In December, the United Kingdom saw mortgage approvals at 61,013, which fell short of the 64,800 expected. This data suggests a slower movement in the housing market compared to predictions.

The FXStreet team provided various forecasts and insights into market trends. Notable movements included the EUR/USD reaching 1.1950 following the announcement of Federal Reserve nominations.

Impact On Currency Markets

The GBP/USD neared 1.3800 due to a weakening US Dollar. Meanwhile, gold prices rose above $5,100, reacting to Fed news, as optimism grew around a potential US government funding agreement.

Stellar showed a decline to a three-month low, impacted by bearish trading sentiment. Microsoft experienced a notable market value drop after earnings, marking a $400 billion reduction.

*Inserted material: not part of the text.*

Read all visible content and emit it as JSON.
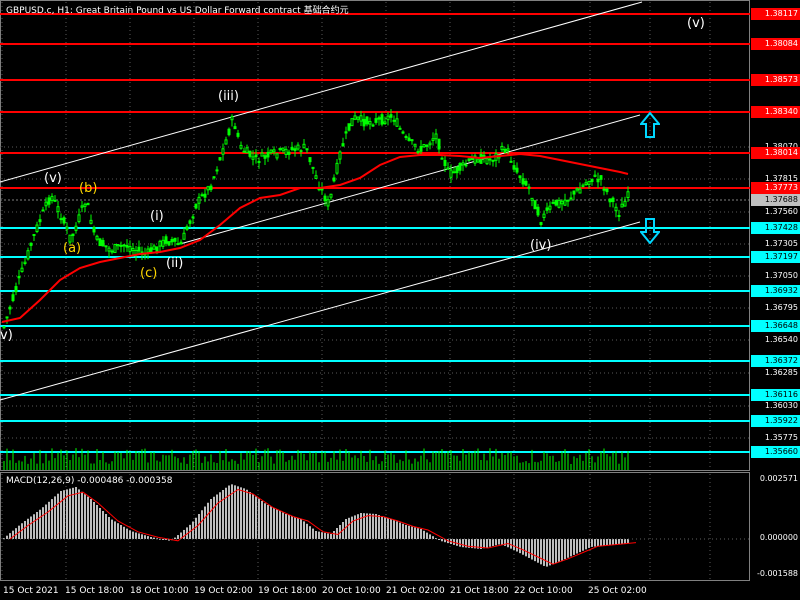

Cryptocurrencies saw negativity, with Bitcoin, Ethereum, and Ripple facing declines and loss calculations of 6%, 3%, and 5%, respectively. Bitcoin approached its November low of $80,000, with Ethereum slipping under $2,800 due to increased selling pressure.

Outlook For Investors

The nomination of a new Fed Chair has weakened the US Dollar, and we expect this trend to continue in the near term. Recent US inflation data for December 2025 came in at 2.9%, slightly below forecasts, giving the central bank room to be less aggressive. Derivative traders should consider buying call options on major currencies against the dollar, like the EUR and JPY, to capitalize on further greenback weakness.

While the British Pound has gained against the dollar, we see underlying weakness in the UK economy. Mortgage approvals for December 2025 fell short of expectations, pointing to a cooling housing market, and the Bank of England held rates at its January 27th meeting, citing growth concerns. This suggests that any strength in the GBP/USD pair is a dollar story, and traders could look at put options on the pound against the euro (EUR/GBP).

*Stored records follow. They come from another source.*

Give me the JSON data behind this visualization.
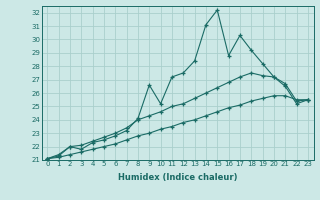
{
  "xlabel": "Humidex (Indice chaleur)",
  "background_color": "#cce8e6",
  "grid_color": "#aacfcc",
  "line_color": "#1a6b65",
  "xlim": [
    -0.5,
    23.5
  ],
  "ylim": [
    21,
    32.5
  ],
  "xticks": [
    0,
    1,
    2,
    3,
    4,
    5,
    6,
    7,
    8,
    9,
    10,
    11,
    12,
    13,
    14,
    15,
    16,
    17,
    18,
    19,
    20,
    21,
    22,
    23
  ],
  "yticks": [
    21,
    22,
    23,
    24,
    25,
    26,
    27,
    28,
    29,
    30,
    31,
    32
  ],
  "line1_x": [
    0,
    1,
    2,
    3,
    4,
    5,
    6,
    7,
    8,
    9,
    10,
    11,
    12,
    13,
    14,
    15,
    16,
    17,
    18,
    19,
    20,
    21,
    22,
    23
  ],
  "line1_y": [
    21.1,
    21.4,
    22.0,
    21.8,
    22.3,
    22.5,
    22.8,
    23.2,
    24.1,
    26.6,
    25.2,
    27.2,
    27.5,
    28.4,
    31.1,
    32.2,
    28.8,
    30.3,
    29.2,
    28.2,
    27.2,
    26.5,
    25.2,
    25.5
  ],
  "line2_x": [
    0,
    1,
    2,
    3,
    4,
    5,
    6,
    7,
    8,
    9,
    10,
    11,
    12,
    13,
    14,
    15,
    16,
    17,
    18,
    19,
    20,
    21,
    22,
    23
  ],
  "line2_y": [
    21.1,
    21.3,
    22.0,
    22.1,
    22.4,
    22.7,
    23.0,
    23.4,
    24.0,
    24.3,
    24.6,
    25.0,
    25.2,
    25.6,
    26.0,
    26.4,
    26.8,
    27.2,
    27.5,
    27.3,
    27.2,
    26.7,
    25.4,
    25.5
  ],
  "line3_x": [
    0,
    1,
    2,
    3,
    4,
    5,
    6,
    7,
    8,
    9,
    10,
    11,
    12,
    13,
    14,
    15,
    16,
    17,
    18,
    19,
    20,
    21,
    22,
    23
  ],
  "line3_y": [
    21.1,
    21.2,
    21.4,
    21.6,
    21.8,
    22.0,
    22.2,
    22.5,
    22.8,
    23.0,
    23.3,
    23.5,
    23.8,
    24.0,
    24.3,
    24.6,
    24.9,
    25.1,
    25.4,
    25.6,
    25.8,
    25.8,
    25.5,
    25.5
  ]
}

Gold’s surge past $5,100 is a direct result of the dollar’s decline and rising market uncertainty. Data shows that gold-backed ETFs saw net inflows of over $3 billion last week, confirming that institutional money is moving into the metal for safety. We believe traders can use call spreads on gold futures to position for a potential move towards all-time highs while managing premium costs.

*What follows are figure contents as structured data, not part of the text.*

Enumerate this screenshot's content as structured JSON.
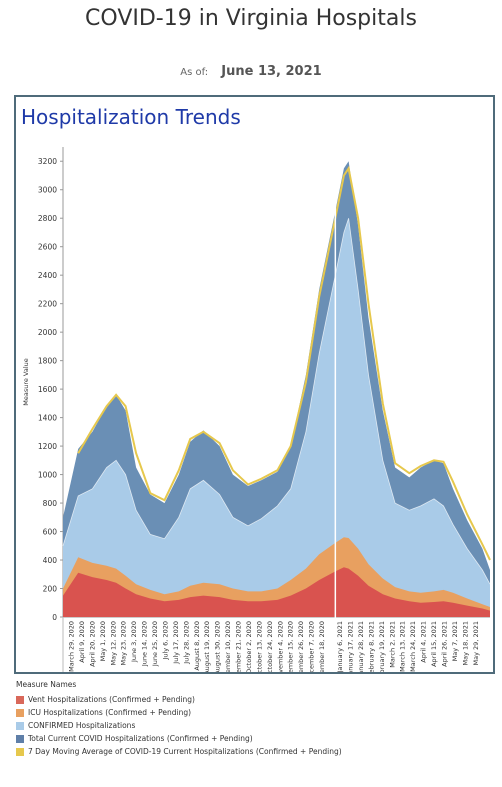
{
  "header": {
    "title": "COVID-19 in Virginia Hospitals",
    "asof_label": "As of:",
    "asof_date": "June 13, 2021"
  },
  "panel": {
    "title": "Hospitalization Trends"
  },
  "chart_data": {
    "type": "area",
    "title": "Hospitalization Trends",
    "xlabel": "",
    "ylabel": "Measure Value",
    "ylim": [
      0,
      3300
    ],
    "yticks": [
      0,
      200,
      400,
      600,
      800,
      1000,
      1200,
      1400,
      1600,
      1800,
      2000,
      2200,
      2400,
      2600,
      2800,
      3000,
      3200
    ],
    "grid": false,
    "x_tick_labels": [
      "March 29, 2020",
      "April 9, 2020",
      "April 20, 2020",
      "May 1, 2020",
      "May 12, 2020",
      "May 23, 2020",
      "June 3, 2020",
      "June 14, 2020",
      "June 25, 2020",
      "July 6, 2020",
      "July 17, 2020",
      "July 28, 2020",
      "August 8, 2020",
      "August 19, 2020",
      "August 30, 2020",
      "September 10, 2020",
      "September 21, 2020",
      "October 2, 2020",
      "October 13, 2020",
      "October 24, 2020",
      "November 4, 2020",
      "November 15, 2020",
      "November 26, 2020",
      "December 7, 2020",
      "December 18, 2020",
      "January 6, 2021",
      "January 17, 2021",
      "January 28, 2021",
      "February 8, 2021",
      "February 19, 2021",
      "March 2, 2021",
      "March 13, 2021",
      "March 24, 2021",
      "April 4, 2021",
      "April 15, 2021",
      "April 26, 2021",
      "May 7, 2021",
      "May 18, 2021",
      "May 29, 2021"
    ],
    "x": [
      "2020-03-20",
      "2020-04-05",
      "2020-04-20",
      "2020-05-05",
      "2020-05-15",
      "2020-05-25",
      "2020-06-05",
      "2020-06-20",
      "2020-07-05",
      "2020-07-20",
      "2020-08-01",
      "2020-08-15",
      "2020-09-01",
      "2020-09-15",
      "2020-10-01",
      "2020-10-15",
      "2020-11-01",
      "2020-11-15",
      "2020-12-01",
      "2020-12-15",
      "2021-01-01",
      "2021-01-10",
      "2021-01-15",
      "2021-01-25",
      "2021-02-05",
      "2021-02-20",
      "2021-03-05",
      "2021-03-20",
      "2021-04-01",
      "2021-04-15",
      "2021-04-25",
      "2021-05-05",
      "2021-05-20",
      "2021-06-05",
      "2021-06-13"
    ],
    "series": [
      {
        "name": "Vent Hospitalizations (Confirmed + Pending)",
        "color": "#d9534f",
        "values": [
          150,
          310,
          280,
          260,
          240,
          200,
          160,
          130,
          110,
          120,
          140,
          150,
          140,
          120,
          110,
          110,
          120,
          150,
          200,
          260,
          320,
          350,
          340,
          290,
          220,
          160,
          130,
          110,
          100,
          105,
          110,
          100,
          80,
          60,
          45
        ]
      },
      {
        "name": "ICU Hospitalizations (Confirmed + Pending)",
        "color": "#e8a060",
        "values": [
          200,
          420,
          380,
          360,
          340,
          290,
          230,
          190,
          160,
          180,
          220,
          240,
          230,
          200,
          180,
          180,
          200,
          260,
          340,
          440,
          520,
          560,
          555,
          480,
          370,
          270,
          210,
          180,
          170,
          180,
          190,
          170,
          130,
          90,
          70
        ]
      },
      {
        "name": "CONFIRMED Hospitalizations",
        "color": "#a9cbe8",
        "values": [
          500,
          850,
          900,
          1050,
          1100,
          1000,
          750,
          580,
          550,
          700,
          900,
          960,
          860,
          700,
          640,
          690,
          780,
          900,
          1300,
          1850,
          2400,
          2700,
          2800,
          2300,
          1700,
          1100,
          800,
          750,
          780,
          830,
          780,
          650,
          480,
          330,
          230
        ]
      },
      {
        "name": "Total Current COVID Hospitalizations (Confirmed + Pending)",
        "color": "#6a8fb5",
        "values": [
          700,
          1180,
          1300,
          1480,
          1560,
          1450,
          1050,
          860,
          800,
          1000,
          1230,
          1310,
          1200,
          1000,
          920,
          960,
          1020,
          1200,
          1700,
          2300,
          2850,
          3150,
          3200,
          2750,
          2100,
          1450,
          1050,
          980,
          1050,
          1100,
          1080,
          900,
          680,
          480,
          330
        ]
      },
      {
        "name": "7 Day Moving Average of COVID-19 Current Hospitalizations (Confirmed + Pending)",
        "color": "#e6c84d",
        "values": [
          null,
          1150,
          1320,
          1480,
          1560,
          1480,
          1150,
          870,
          820,
          1030,
          1250,
          1300,
          1220,
          1030,
          930,
          970,
          1030,
          1200,
          1650,
          2250,
          2800,
          3100,
          3150,
          2800,
          2200,
          1500,
          1080,
          1010,
          1060,
          1100,
          1090,
          950,
          720,
          510,
          400
        ]
      }
    ]
  },
  "legend": {
    "title": "Measure Names",
    "items": [
      {
        "label": "Vent Hospitalizations (Confirmed + Pending)",
        "color": "#d9685a"
      },
      {
        "label": "ICU Hospitalizations (Confirmed + Pending)",
        "color": "#e8a060"
      },
      {
        "label": "CONFIRMED Hospitalizations",
        "color": "#a9cbe8"
      },
      {
        "label": "Total Current COVID Hospitalizations (Confirmed + Pending)",
        "color": "#5f7fa8"
      },
      {
        "label": "7 Day Moving Average of COVID-19 Current Hospitalizations (Confirmed + Pending)",
        "color": "#e6c84d"
      }
    ]
  }
}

The massive sell-off in Microsoft has injected significant fear into the technology sector and broader stock market indices. The VIX, a key measure of market volatility, has jumped over 30% this week to trade above 24, its highest level in three months. We think traders should consider buying protective put options on the Nasdaq 100 index to hedge against a wider market correction.

We are seeing a clear risk-off mood in the crypto markets, with Bitcoin, Ethereum, and others experiencing a deep correction. Data from the derivatives market shows the 25-delta skew on Bitcoin options has turned sharply negative, indicating a high demand for puts over calls. Traders should remain cautious, as negative funding rates suggest sentiment is bearish and further declines toward the November 2025 lows are possible.